Nicht noch ein zweites Mal ein 49.7%-Fiasko

Publiziert am 22. November 2018

Vor fünf Jahren stritten wir lange und heftig über die Masseneinwanderungsinitiative (MEI). 50.3 Prozent stimmten ihr am 9. Februar 2014 schliesslich zu. Dieser Abstimmungstermin brannte sich bei vielen Menschen ins Gedächtnis ein. «Never again!» haben sie sich damals im «49.7-Lager» vorgenommen.

Tausende entschuldigten sich noch am Abstimmungssonntag auf Facebook bei ihren internationalen «friends», empört, wortreich und weinerlich, oft in englischer Sprache. Wie viele von ihnen die Abstimmung verpennt haben, ist nicht bekannt.

Die sogenannte «Selbstbestimmungsinitiative» (SBI) ist eine Art Zwillingsschwester der MEI: Auch die SBI ist schwammig formuliert, sie setzt Bewährtes aufs Spiel und schadet der Exportnation Schweiz enorm. Zudem beschneidet sie Grundrechte, die für Minderheiten und Einzelpersonen von zentraler Bedeutung sind.

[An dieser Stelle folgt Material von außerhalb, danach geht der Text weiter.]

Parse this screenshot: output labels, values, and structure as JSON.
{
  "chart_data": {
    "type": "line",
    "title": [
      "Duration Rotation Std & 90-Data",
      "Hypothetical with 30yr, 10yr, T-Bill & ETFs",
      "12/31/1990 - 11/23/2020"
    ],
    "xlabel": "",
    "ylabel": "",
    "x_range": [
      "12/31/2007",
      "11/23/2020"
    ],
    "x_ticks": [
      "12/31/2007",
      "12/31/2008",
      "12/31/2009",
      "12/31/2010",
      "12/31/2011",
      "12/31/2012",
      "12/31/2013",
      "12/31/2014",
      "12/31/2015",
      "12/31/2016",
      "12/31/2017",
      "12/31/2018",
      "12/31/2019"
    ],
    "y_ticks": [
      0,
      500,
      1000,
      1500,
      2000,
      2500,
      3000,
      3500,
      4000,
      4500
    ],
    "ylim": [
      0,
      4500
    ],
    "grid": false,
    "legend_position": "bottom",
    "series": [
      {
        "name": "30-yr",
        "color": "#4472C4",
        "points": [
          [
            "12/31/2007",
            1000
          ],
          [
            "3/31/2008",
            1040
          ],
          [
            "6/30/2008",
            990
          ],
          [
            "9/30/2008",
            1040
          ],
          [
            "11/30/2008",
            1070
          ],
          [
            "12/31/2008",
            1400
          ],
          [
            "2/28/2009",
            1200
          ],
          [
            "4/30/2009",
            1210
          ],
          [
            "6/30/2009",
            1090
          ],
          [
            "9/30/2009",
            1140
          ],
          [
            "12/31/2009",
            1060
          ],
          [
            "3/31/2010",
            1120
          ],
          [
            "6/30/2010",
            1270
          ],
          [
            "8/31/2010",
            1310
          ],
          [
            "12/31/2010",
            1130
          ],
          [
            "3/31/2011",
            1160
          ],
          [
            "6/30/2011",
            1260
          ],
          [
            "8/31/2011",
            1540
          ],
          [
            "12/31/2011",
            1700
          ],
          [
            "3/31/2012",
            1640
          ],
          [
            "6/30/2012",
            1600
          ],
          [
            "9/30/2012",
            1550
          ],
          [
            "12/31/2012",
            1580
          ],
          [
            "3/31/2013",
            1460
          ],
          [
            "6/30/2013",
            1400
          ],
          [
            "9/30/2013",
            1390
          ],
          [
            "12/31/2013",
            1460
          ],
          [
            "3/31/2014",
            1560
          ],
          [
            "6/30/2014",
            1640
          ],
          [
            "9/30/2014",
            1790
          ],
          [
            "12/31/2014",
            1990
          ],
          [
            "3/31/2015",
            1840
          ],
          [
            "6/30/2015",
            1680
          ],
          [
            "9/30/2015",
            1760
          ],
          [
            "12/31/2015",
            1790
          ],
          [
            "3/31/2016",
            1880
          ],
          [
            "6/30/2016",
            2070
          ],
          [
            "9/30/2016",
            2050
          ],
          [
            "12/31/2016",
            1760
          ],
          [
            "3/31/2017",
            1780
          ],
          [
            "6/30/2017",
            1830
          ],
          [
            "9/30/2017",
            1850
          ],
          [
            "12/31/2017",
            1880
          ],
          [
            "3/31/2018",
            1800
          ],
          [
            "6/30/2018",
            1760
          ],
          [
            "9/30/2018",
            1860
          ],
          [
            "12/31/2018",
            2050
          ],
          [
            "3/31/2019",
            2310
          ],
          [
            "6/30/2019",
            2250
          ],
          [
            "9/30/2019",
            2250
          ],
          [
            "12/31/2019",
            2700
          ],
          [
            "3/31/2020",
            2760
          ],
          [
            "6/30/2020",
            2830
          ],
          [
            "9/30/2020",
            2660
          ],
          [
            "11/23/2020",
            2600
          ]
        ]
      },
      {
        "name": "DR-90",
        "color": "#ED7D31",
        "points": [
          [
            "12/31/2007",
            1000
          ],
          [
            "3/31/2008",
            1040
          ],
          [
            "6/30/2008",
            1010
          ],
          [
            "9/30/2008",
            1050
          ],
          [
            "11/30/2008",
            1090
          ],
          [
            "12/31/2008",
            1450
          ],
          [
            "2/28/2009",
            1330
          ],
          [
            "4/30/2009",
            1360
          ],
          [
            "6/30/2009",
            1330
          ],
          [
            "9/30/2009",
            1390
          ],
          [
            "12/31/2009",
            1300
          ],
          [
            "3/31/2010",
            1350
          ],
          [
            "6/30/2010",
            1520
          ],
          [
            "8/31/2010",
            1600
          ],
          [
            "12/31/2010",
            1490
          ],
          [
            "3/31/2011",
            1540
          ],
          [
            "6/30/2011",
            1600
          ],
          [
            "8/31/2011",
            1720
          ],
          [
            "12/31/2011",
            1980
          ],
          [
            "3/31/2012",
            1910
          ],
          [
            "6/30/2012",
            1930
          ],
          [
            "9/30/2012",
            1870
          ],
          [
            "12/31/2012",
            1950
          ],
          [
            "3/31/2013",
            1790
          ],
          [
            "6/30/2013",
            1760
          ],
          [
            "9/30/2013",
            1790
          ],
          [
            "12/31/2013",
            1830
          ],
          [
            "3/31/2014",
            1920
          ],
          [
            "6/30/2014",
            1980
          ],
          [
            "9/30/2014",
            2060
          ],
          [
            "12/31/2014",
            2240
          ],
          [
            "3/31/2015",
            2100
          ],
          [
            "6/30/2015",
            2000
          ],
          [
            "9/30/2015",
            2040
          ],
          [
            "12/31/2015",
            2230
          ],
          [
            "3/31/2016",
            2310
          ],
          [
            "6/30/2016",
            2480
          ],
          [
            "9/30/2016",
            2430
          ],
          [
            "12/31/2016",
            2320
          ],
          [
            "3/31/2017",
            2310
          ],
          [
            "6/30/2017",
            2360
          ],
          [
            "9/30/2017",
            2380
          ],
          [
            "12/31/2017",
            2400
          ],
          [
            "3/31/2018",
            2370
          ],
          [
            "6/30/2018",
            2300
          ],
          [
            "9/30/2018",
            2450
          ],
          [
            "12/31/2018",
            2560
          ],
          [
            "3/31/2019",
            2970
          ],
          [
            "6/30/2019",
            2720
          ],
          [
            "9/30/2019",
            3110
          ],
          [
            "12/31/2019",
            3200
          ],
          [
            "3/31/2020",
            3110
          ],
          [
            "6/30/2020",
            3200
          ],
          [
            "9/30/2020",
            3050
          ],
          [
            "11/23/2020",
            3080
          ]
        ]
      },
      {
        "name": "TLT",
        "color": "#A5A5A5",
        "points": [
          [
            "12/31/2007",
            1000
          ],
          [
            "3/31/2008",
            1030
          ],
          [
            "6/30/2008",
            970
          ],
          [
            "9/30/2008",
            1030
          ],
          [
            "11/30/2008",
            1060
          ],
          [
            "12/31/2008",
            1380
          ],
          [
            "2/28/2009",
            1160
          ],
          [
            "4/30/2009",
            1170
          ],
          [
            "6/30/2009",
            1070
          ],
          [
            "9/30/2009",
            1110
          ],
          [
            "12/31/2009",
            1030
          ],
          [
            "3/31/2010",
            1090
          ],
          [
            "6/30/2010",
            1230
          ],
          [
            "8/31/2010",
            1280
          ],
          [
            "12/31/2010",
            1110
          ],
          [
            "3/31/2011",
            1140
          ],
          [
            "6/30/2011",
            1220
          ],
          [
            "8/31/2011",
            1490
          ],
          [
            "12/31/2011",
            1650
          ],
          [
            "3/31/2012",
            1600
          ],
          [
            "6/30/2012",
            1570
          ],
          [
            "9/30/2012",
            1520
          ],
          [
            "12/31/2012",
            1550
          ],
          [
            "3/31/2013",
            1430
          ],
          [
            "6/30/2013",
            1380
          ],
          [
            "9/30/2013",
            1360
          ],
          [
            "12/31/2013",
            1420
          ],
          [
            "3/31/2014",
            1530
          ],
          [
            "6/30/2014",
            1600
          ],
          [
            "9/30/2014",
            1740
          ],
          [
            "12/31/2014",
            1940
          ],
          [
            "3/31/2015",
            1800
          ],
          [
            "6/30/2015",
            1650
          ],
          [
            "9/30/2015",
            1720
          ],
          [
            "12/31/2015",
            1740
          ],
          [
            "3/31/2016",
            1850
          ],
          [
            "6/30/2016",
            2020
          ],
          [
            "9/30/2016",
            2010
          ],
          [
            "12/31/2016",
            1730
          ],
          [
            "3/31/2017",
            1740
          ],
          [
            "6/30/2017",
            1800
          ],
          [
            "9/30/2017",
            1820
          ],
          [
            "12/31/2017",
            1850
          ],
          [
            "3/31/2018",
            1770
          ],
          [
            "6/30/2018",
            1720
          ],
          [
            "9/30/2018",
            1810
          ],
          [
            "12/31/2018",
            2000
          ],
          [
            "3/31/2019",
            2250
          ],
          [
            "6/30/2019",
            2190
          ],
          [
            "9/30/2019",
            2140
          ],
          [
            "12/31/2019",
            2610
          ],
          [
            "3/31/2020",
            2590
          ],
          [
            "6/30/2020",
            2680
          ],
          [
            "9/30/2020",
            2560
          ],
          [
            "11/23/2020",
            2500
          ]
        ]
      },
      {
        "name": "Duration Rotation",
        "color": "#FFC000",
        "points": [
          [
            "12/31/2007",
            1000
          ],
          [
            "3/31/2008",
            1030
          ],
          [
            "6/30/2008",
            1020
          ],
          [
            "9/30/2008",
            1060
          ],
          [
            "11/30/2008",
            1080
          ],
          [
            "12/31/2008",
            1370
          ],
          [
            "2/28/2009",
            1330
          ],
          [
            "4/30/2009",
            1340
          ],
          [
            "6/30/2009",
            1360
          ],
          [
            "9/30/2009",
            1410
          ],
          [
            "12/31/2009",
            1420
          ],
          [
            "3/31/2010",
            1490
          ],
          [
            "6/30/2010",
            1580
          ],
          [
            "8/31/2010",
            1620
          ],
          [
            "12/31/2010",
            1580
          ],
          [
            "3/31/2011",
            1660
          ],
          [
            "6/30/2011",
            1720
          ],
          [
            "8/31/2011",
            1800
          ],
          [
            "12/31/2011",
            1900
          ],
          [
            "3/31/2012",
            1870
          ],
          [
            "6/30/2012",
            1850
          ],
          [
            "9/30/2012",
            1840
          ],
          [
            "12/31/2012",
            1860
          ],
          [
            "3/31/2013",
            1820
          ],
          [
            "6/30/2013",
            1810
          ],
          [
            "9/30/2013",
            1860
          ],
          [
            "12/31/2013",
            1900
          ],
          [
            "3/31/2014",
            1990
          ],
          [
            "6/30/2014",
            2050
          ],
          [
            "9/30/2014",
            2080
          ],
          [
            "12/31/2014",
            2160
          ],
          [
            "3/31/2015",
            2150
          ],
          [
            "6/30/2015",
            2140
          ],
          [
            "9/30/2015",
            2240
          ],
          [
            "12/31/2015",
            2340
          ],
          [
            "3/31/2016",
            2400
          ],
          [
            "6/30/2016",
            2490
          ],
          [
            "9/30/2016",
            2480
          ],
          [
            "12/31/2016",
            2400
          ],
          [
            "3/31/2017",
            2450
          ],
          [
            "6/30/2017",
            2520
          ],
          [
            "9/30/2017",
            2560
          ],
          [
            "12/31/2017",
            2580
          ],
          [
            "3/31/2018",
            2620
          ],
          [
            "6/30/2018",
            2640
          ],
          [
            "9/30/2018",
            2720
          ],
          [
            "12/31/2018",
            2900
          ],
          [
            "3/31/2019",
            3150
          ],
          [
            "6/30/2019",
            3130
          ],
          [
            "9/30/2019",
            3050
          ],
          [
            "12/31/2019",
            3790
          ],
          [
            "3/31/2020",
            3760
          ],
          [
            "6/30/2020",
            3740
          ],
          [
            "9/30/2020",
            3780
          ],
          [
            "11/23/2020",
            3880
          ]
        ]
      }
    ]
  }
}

Am 9. Februar 2014 betrug die Differenz gerade einmal 19’300 Stimmen. Am nächsten Sonntag geht es wieder knapp aus: Ich schätze, dass die Stimmbeteiligung zwischen 52 und 55 Prozent beträgt. Die Kernstädte werden die SBI sehr deutlich ablehnen, auf dem Land hingegen ist die Zustimmung gross. Matchentscheidend könnte die Agglomeration werden: Drehen Arlesheim, Dietikon, Emmen, Zollikofen, Gossau (SG) usw. ins Ja- oder ins Nein-Lager? Ein zweites Mal bei einem Nein-Anteil von 49.7 Prozent steckenbleiben, wäre ein Fiasko. Wir haben es in der Hand.

Die Umsetzung der MEI wurde begleitet von einer dreijährigen Knatschphase. Sie kann auf zwei Hauptsätze eingedampft werden: «Der Volkswille wird nicht umgesetzt!», lärmten die Initianten. «Sagt endlich, wie viele Leute pro Jahr einwandern dürfen!», konterte die Gegenseite. Das hat Risse in unserer Gesellschaft hinterlassen.

Ein letzter Punkt betrifft den Stil: Kritik sollte sich meiner Meinung nach stets auf die Vorlage konzentrieren, nicht auf die Absender. Gerade in diesem Abstimmungskampf zeigt sich allerdings, dass die Supporter der SBI immer wieder als «dumm», «ewiggestrig», «Nazis» usw. betitelt werden. In gewissen Fällen kommt das der Realität vielleicht nahe, ist aber überheblich und ausgrenzend. Wer jetzt einwendet, die Anderen hätten angefangen – was zwar stimmt -, erinnert sich hoffentlich an die tränenreichen Streitereien im Sandkasten.

Auge um Auge, Zahn um Zahn – wer Auseinandersetzungen so durchzieht, macht die politische Kultur kaputt. Als Teil der neuen Bewegung Courage Civil werde ich mich stets für Anstand und Respekt starkmachen. Gerade bei hart umkämpften Abstimmungsvorlagen.